We showed experimentally that the process of hydrogen absorption into an amorphous Pd alloy film reaches saturation very quickly with little hysteresis. It was explained by each of the solubility theory and the 2sRK theory that the amount of absorbed hydrogen is a Langmuir-type (hyperbolic) function of the square root of the hydrogen partial pressure (or hydrogen concentration) instead of Sieverts’ law.
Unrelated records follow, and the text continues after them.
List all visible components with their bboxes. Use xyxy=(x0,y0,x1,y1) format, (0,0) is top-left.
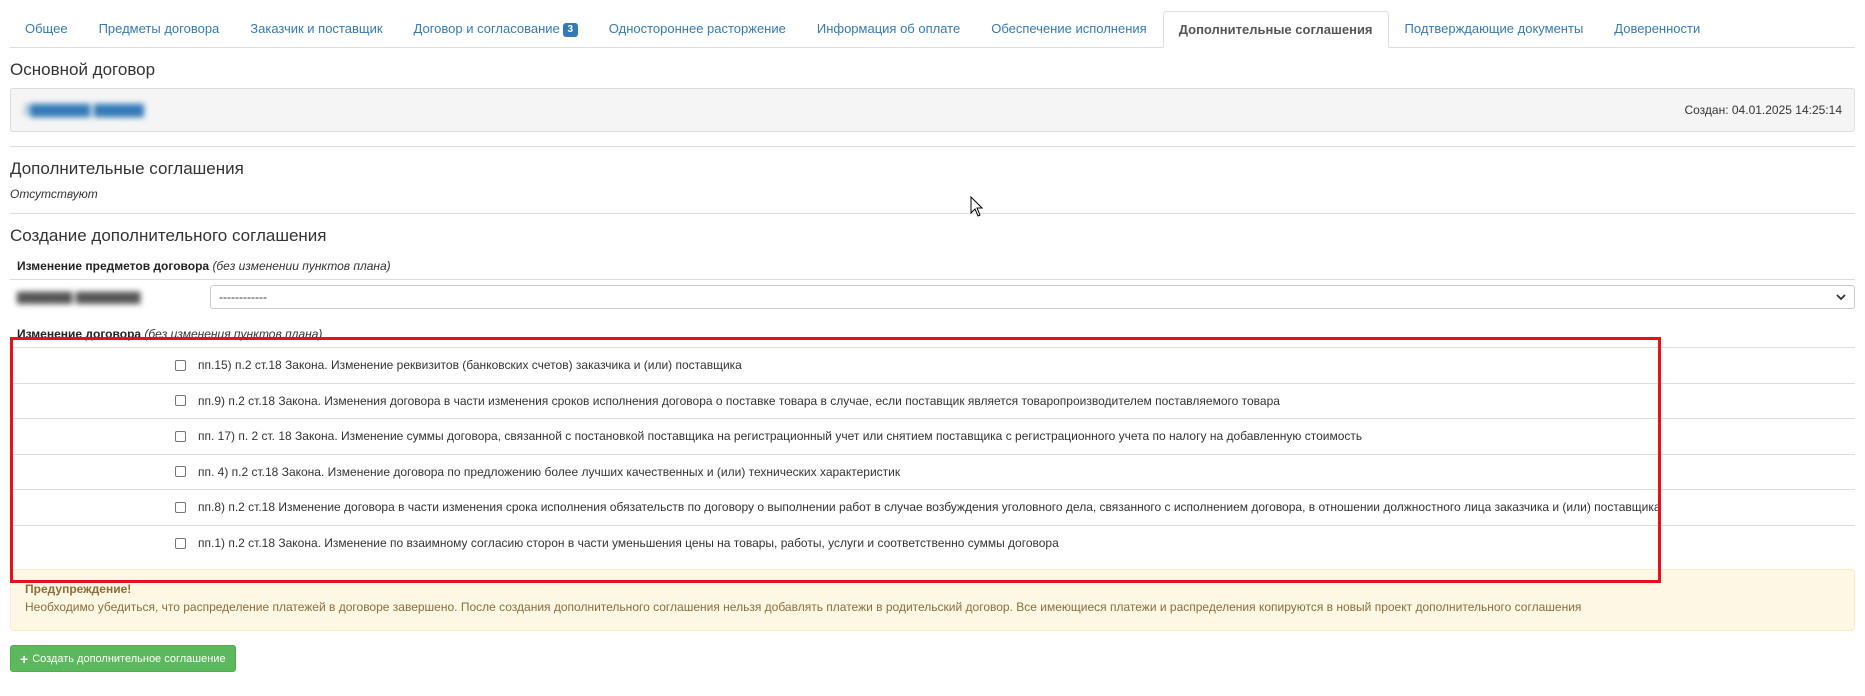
tab-contract-approval[interactable]: Договор и согласование 3 xyxy=(399,11,593,47)
option-checkbox[interactable] xyxy=(175,501,186,513)
create-button-label: Создать дополнительное соглашение xyxy=(32,652,226,665)
tab-supporting-documents[interactable]: Подтверждающие документы xyxy=(1390,11,1599,47)
additional-agreements-status: Отсутствуют xyxy=(10,187,98,201)
list-item: пп.1) п.2 ст.18 Закона. Изменение по вза… xyxy=(10,526,1855,562)
option-label: пп. 17) п. 2 ст. 18 Закона. Изменение су… xyxy=(198,429,1363,444)
tab-label: Обеспечение исполнения xyxy=(991,21,1147,36)
tab-customer-supplier[interactable]: Заказчик и поставщик xyxy=(235,11,397,47)
list-item: пп.9) п.2 ст.18 Закона. Изменения догово… xyxy=(10,384,1855,419)
mouse-cursor-icon xyxy=(970,196,984,217)
tab-payment-info[interactable]: Информация об оплате xyxy=(802,11,975,47)
list-item: пп. 17) п. 2 ст. 18 Закона. Изменение су… xyxy=(10,419,1855,455)
main-contract-title: Основной договор xyxy=(10,60,156,79)
header-italic: (без изменении пунктов плана) xyxy=(212,259,391,273)
subjects-select-row: ▇▇▇▇▇▇ ▇▇▇▇▇▇▇ ------------ xyxy=(10,280,1855,314)
tab-contract-subjects[interactable]: Предметы договора xyxy=(84,11,235,47)
header-bold: Изменение договора xyxy=(17,327,142,341)
chevron-down-icon xyxy=(1836,293,1846,300)
subjects-change-header: Изменение предметов договора (без измене… xyxy=(10,252,1855,280)
additional-agreements-title: Дополнительные соглашения xyxy=(10,159,244,178)
tab-label: Дополнительные соглашения xyxy=(1178,22,1373,37)
main-contract-link[interactable]: 2▇▇▇▇▇▇ ▇▇▇▇▇ xyxy=(23,102,144,118)
main-contract-panel: 2▇▇▇▇▇▇ ▇▇▇▇▇ Создан: 04.01.2025 14:25:1… xyxy=(10,88,1855,132)
tab-label: Договор и согласование xyxy=(413,21,560,36)
tab-additional-agreements[interactable]: Дополнительные соглашения xyxy=(1162,11,1389,48)
tab-label: Доверенности xyxy=(1614,21,1701,36)
divider xyxy=(10,146,1855,147)
option-label: пп.1) п.2 ст.18 Закона. Изменение по вза… xyxy=(198,536,1059,551)
option-label: пп.9) п.2 ст.18 Закона. Изменения догово… xyxy=(198,393,1280,408)
tab-label: Подтверждающие документы xyxy=(1404,21,1584,36)
select-value: ------------ xyxy=(219,290,267,304)
tab-label: Заказчик и поставщик xyxy=(250,21,383,36)
tab-label: Общее xyxy=(25,21,68,36)
warning-text: Необходимо убедиться, что распределение … xyxy=(25,600,1582,614)
tab-powers-of-attorney[interactable]: Доверенности xyxy=(1599,11,1715,47)
option-checkbox[interactable] xyxy=(175,359,186,371)
option-checkbox[interactable] xyxy=(175,430,186,442)
created-timestamp: Создан: 04.01.2025 14:25:14 xyxy=(1684,103,1842,117)
list-item: пп. 4) п.2 ст.18 Закона. Изменение догов… xyxy=(10,455,1855,490)
header-italic: (без изменения пунктов плана) xyxy=(144,327,323,341)
create-agreement-button[interactable]: + Создать дополнительное соглашение xyxy=(10,645,236,672)
tab-bar: Общее Предметы договора Заказчик и поста… xyxy=(10,6,1855,48)
option-checkbox[interactable] xyxy=(175,537,186,549)
warning-title: Предупреждение! xyxy=(25,582,132,596)
tab-performance-security[interactable]: Обеспечение исполнения xyxy=(976,11,1162,47)
tab-unilateral-termination[interactable]: Одностороннее расторжение xyxy=(594,11,801,47)
tab-label: Предметы договора xyxy=(98,21,220,36)
tab-label: Информация об оплате xyxy=(816,21,961,36)
option-label: пп.15) п.2 ст.18 Закона. Изменение рекви… xyxy=(198,358,742,373)
option-label: пп.8) п.2 ст.18 Изменение договора в час… xyxy=(198,500,1661,515)
select-label: ▇▇▇▇▇▇ ▇▇▇▇▇▇▇ xyxy=(17,290,141,304)
contract-change-header: Изменение договора (без изменения пункто… xyxy=(10,320,1855,348)
option-checkbox[interactable] xyxy=(175,395,186,407)
tab-count-badge: 3 xyxy=(562,23,578,37)
plus-icon: + xyxy=(20,650,29,667)
warning-alert: Предупреждение! Необходимо убедиться, чт… xyxy=(10,569,1855,631)
page: Общее Предметы договора Заказчик и поста… xyxy=(0,6,1865,696)
option-checkbox[interactable] xyxy=(175,466,186,478)
creation-title: Создание дополнительного соглашения xyxy=(10,226,327,245)
list-item: пп.8) п.2 ст.18 Изменение договора в час… xyxy=(10,490,1855,526)
subjects-select[interactable]: ------------ xyxy=(210,285,1855,309)
divider xyxy=(10,213,1855,214)
tab-general[interactable]: Общее xyxy=(10,11,83,47)
option-label: пп. 4) п.2 ст.18 Закона. Изменение догов… xyxy=(198,464,901,479)
tab-label: Одностороннее расторжение xyxy=(608,21,786,36)
list-item: пп.15) п.2 ст.18 Закона. Изменение рекви… xyxy=(10,348,1855,384)
contract-change-group: Изменение договора (без изменения пункто… xyxy=(10,320,1855,561)
header-bold: Изменение предметов договора xyxy=(17,259,210,273)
The reason why the two theories draw the same conclusion is that they do not suppose the common assumption that the number of absorbable sites in the bulk is infinite compared to the number of absorbed hydrogens (i.e., Eq. (6) holds). This means that Sieverts’ law may not be suitable when evaluating the absorption of fine particles or very thin films. The 2sRK model may be useful in studying the phenomena of hydrogen adsorption and absorption for nanomaterials or nanotechnology. For example, in experiments with high-concentration hydrogen permeation, the deviation from Sieverts’ law often becomes an important aspect. An approximate term \({{p}_{H2}}^{n} (n\ne \frac{1}{2})\) is often used in place of the square root of hydrogen partial pressure (\({{p}_{H2}}^{1/2}\)), but there is no rationale18. Some of these issues may be solved by the assumption of a Langmuir-type dependency.